Pesquisa investiga a relação entre o sistema de percepção das cores e a necessidade de detecção de predadores.

Da redação,
Divulgação/Assessoria
Objetivo do estudo do laboratório é entender a importância de fatores ecológicos para o desenvolvimento da percepção das cores.

A capacidade de perceber um amplo espectro de cores não é frequente entre os mamíferos, que em sua maioria são daltônicos. Seres humanos e espécies de primatas mais aparentados com os humanos se distinguem por possuir visão tricromática: normalmente, têm na retina três tipos de cones, células fotorreceptoras responsáveis pela sensibilidade às frequências primárias do vermelho, verde e azul que, misturados, compõem a vasta gama cromática que enxergam. Já as espécies dicromatas ou daltônicas, possuem apenas dois tipos de cones.

Com o objetivo de entender a importância de fatores ecológicos para o desenvolvimento da percepção das cores, pesquisadores do Laboratório de Ecologia Sensorial do Centro de Biociências da Universidade Federal do Rio Grande do Norte (CB/UFRN) têm realizado estudos, que investigam a relação entre o desenvolvimento do sistema sensorial de percepção das cores e a necessidade de detecção de predadores, de parceiros sexuais e de comida.

Uma das pesquisas mais recentes, conduzida pelo professor Daniel Marques de Almeida Pessoa, responsável pelo laboratório, foi a primeira a testar e a confirmar a hipótese de predadores terem influência ecológica importante nesse sentido.

Em um primeiro experimento foi quantificado o contraste entre a pelagem de sete predadores carnívoros e o verde da vegetação. O modelo estatístico criado para prever como dicromatas e tricromatas enxergariam essa variação mostrou que para os tricromatas o contraste é bem maior, ou seja, que esses distinguem mais facilmente o predador.

Um segundo experimento foi realizado com humanos, daltônicos e de visão colorida. Ao serem apresentados quatro quadros de paisagens, os voluntários deveriam identificar em qual deles havia um animal escondido. A conclusão foi que os daltônicos levaram mais tempo para ver o predador.

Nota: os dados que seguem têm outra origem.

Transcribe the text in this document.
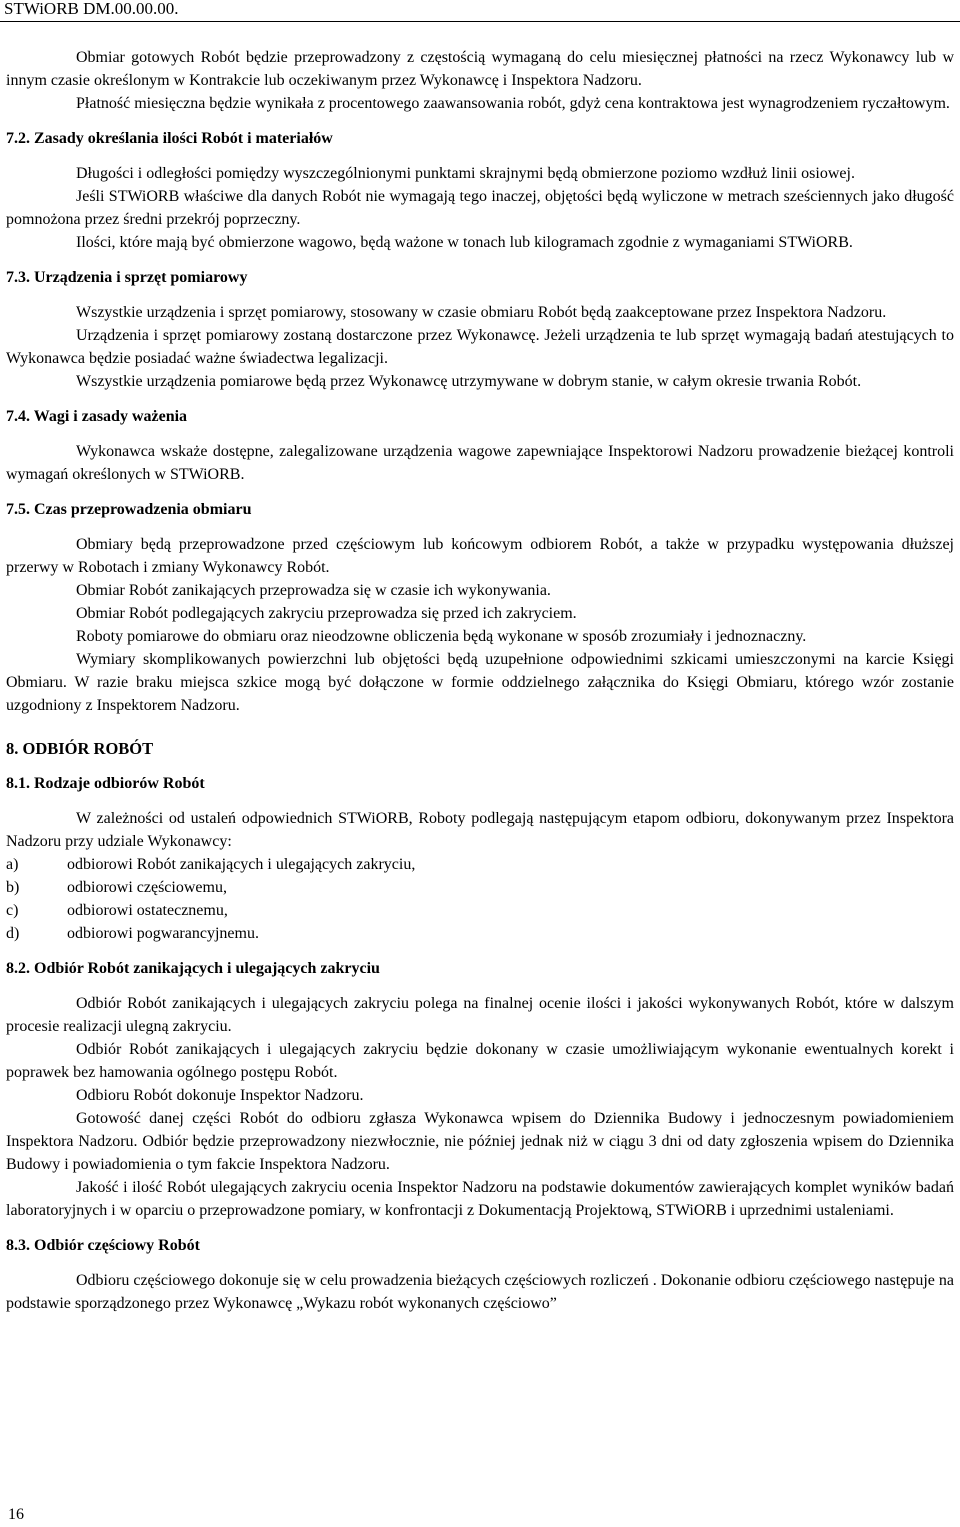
STWiORB DM.00.00.00.

Obmiar gotowych Robót będzie przeprowadzony z częstością wymaganą do celu miesięcznej płatności na rzecz Wykonawcy lub w innym czasie określonym w Kontrakcie lub oczekiwanym przez Wykonawcę i Inspektora Nadzoru.

Płatność miesięczna będzie wynikała z procentowego zaawansowania robót, gdyż cena kontraktowa jest wynagrodzeniem ryczałtowym.

7.2. Zasady określania ilości Robót i materiałów

Długości i odległości pomiędzy wyszczególnionymi punktami skrajnymi będą obmierzone poziomo wzdłuż linii osiowej.

Jeśli STWiORB właściwe dla danych Robót nie wymagają tego inaczej, objętości będą wyliczone w metrach sześciennych jako długość pomnożona przez średni przekrój poprzeczny.

Ilości, które mają być obmierzone wagowo, będą ważone w tonach lub kilogramach zgodnie z wymaganiami STWiORB.

7.3. Urządzenia i sprzęt pomiarowy

Wszystkie urządzenia i sprzęt pomiarowy, stosowany w czasie obmiaru Robót będą zaakceptowane przez Inspektora Nadzoru.

Urządzenia i sprzęt pomiarowy zostaną dostarczone przez Wykonawcę. Jeżeli urządzenia te lub sprzęt wymagają badań atestujących to Wykonawca będzie posiadać ważne świadectwa legalizacji.

Wszystkie urządzenia pomiarowe będą przez Wykonawcę utrzymywane w dobrym stanie, w całym okresie trwania Robót.

7.4. Wagi i zasady ważenia

Wykonawca wskaże dostępne, zalegalizowane urządzenia wagowe zapewniające Inspektorowi Nadzoru prowadzenie bieżącej kontroli wymagań określonych w STWiORB.

7.5. Czas przeprowadzenia obmiaru

Obmiary będą przeprowadzone przed częściowym lub końcowym odbiorem Robót, a także w przypadku występowania dłuższej przerwy w Robotach i zmiany Wykonawcy Robót.

Obmiar Robót zanikających przeprowadza się w czasie ich wykonywania.

Obmiar Robót podlegających zakryciu przeprowadza się przed ich zakryciem.

Roboty pomiarowe do obmiaru oraz nieodzowne obliczenia będą wykonane w sposób zrozumiały i jednoznaczny.

Wymiary skomplikowanych powierzchni lub objętości będą uzupełnione odpowiednimi szkicami umieszczonymi na karcie Księgi Obmiaru. W razie braku miejsca szkice mogą być dołączone w formie oddzielnego załącznika do Księgi Obmiaru, którego wzór zostanie uzgodniony z Inspektorem Nadzoru.

8. ODBIÓR ROBÓT
8.1. Rodzaje odbiorów Robót

W zależności od ustaleń odpowiednich STWiORB, Roboty podlegają następującym etapom odbioru, dokonywanym przez Inspektora Nadzoru przy udziale Wykonawcy:

a)	odbiorowi Robót zanikających i ulegających zakryciu,
b)	odbiorowi częściowemu,
c)	odbiorowi ostatecznemu,
d)	odbiorowi pogwarancyjnemu.
8.2. Odbiór Robót zanikających i ulegających zakryciu

Odbiór Robót zanikających i ulegających zakryciu polega na finalnej ocenie ilości i jakości wykonywanych Robót, które w dalszym procesie realizacji ulegną zakryciu.

Odbiór Robót zanikających i ulegających zakryciu będzie dokonany w czasie umożliwiającym wykonanie ewentualnych korekt i poprawek bez hamowania ogólnego postępu Robót.

Odbioru Robót dokonuje Inspektor Nadzoru.

Gotowość danej części Robót do odbioru zgłasza Wykonawca wpisem do Dziennika Budowy i jednoczesnym powiadomieniem Inspektora Nadzoru. Odbiór będzie przeprowadzony niezwłocznie, nie później jednak niż w ciągu 3 dni od daty zgłoszenia wpisem do Dziennika Budowy i powiadomienia o tym fakcie Inspektora Nadzoru.

Jakość i ilość Robót ulegających zakryciu ocenia Inspektor Nadzoru na podstawie dokumentów zawierających komplet wyników badań laboratoryjnych i w oparciu o przeprowadzone pomiary, w konfrontacji z Dokumentacją Projektową, STWiORB i uprzednimi ustaleniami.

8.3. Odbiór częściowy Robót

Odbioru częściowego dokonuje się w celu prowadzenia bieżących częściowych rozliczeń . Dokonanie odbioru częściowego następuje na podstawie sporządzonego przez Wykonawcę „Wykazu robót wykonanych częściowo”

16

Para Daniel Pessoa, esse estudo é o que melhor explica pelo qual o tricromatismo é tão disseminado entre os primatas nativos da África e da Ásia. Esses, de maior porte, convivem com predadores carnívoros há milênios e precisam identificá-los rapidamente para melhor se proteger. Já os das Américas, divididos entre dicromatas e tricromatas, são bem menores e podem se beneficiar do dicromatismo. “A maioria dessas espécies se alimenta de insetos e é mais fácil localizar insetos camuflados na vegetação quando não há a distração das cores”, explica o pesquisador.

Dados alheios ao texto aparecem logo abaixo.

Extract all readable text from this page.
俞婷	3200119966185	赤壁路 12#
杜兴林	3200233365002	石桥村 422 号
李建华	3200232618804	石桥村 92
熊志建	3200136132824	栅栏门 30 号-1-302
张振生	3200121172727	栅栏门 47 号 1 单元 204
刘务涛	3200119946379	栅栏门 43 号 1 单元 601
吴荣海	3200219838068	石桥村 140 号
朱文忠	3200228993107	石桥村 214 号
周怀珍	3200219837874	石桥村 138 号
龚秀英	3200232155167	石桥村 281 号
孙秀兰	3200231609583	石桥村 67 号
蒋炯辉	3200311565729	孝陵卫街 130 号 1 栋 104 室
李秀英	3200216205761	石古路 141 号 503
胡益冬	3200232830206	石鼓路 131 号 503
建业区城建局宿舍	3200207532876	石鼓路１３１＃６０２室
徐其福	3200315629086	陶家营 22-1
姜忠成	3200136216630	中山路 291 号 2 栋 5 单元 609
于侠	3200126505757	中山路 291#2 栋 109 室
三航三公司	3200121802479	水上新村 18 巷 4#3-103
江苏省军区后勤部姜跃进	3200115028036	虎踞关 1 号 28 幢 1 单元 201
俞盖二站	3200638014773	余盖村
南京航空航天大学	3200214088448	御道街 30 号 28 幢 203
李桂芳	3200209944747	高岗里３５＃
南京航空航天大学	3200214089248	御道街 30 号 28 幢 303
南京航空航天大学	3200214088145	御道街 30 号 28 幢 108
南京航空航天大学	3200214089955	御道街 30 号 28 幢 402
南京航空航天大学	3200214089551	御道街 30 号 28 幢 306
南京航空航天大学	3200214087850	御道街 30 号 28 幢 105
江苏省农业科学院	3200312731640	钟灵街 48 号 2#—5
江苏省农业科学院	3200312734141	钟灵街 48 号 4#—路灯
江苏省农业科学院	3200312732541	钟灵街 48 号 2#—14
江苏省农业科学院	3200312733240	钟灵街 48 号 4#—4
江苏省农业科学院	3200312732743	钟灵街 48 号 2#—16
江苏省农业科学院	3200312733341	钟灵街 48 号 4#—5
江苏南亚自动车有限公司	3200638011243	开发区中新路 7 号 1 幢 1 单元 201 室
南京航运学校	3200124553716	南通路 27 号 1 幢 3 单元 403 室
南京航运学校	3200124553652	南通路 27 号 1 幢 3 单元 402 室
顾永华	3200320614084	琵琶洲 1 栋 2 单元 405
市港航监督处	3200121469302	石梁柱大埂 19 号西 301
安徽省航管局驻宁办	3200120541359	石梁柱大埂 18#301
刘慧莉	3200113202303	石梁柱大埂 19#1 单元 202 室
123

Visão de cores polimórfica

Embora em sua maioria sejam dicromatas, os primatas das Américas podem simular a visão tricromática em algumas situações. Uma pesquisa realizada com saguis por Fábio Batista Freitag e Daniel Pessoa sugere que, em condições de luminosidade média, um bastonete – outro tipo célula fotorreceptora – interage com os cones para agir como um terceiro canal de cor e simular uma visão de cores parecida com os humanos. Essa visão de cores é chamada polimórfica.

Ecologia sensorial

Investigar como os animais percebem o meio ambiente e respondem a ele é o objetivo da ecologia sensorial, campo de estudo relativamente novo que, aliado a estratégias de conservação, pode contribuir para mitigar o impacto negativo da ação humana na natureza.

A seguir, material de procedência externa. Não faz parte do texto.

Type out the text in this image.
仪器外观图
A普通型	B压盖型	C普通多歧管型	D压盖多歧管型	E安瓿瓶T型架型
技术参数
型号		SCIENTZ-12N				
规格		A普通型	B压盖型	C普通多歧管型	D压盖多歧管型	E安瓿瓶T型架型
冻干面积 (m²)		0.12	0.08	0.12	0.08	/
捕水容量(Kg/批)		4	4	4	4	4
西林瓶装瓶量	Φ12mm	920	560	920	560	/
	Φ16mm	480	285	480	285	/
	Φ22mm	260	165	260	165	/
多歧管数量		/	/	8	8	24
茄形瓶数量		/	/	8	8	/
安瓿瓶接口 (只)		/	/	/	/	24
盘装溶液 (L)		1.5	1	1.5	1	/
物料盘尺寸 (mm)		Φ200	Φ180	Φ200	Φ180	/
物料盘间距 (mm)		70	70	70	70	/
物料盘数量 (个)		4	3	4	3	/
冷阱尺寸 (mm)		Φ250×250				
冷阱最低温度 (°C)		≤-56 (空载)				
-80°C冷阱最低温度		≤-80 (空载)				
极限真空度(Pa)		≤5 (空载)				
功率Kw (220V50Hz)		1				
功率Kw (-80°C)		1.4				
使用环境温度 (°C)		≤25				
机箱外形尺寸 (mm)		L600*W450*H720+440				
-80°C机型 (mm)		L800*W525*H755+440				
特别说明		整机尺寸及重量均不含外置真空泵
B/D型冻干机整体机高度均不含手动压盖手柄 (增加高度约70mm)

O laboratório conta com infraestrutura para experimentação comportamental e psicofísica, modelagem visual e espectrofotometria. Na opinião de Pessoa, um dos equipamentos mais importantes é o espectrofotômetro, aparelho que pode medir a cor de qualquer superfície. “Com ele, podemos medir a cor de um fruto, de uma folha, da pelagem de um bicho, da parte da pele de um animal, do que quiser, na verdade”, avalia.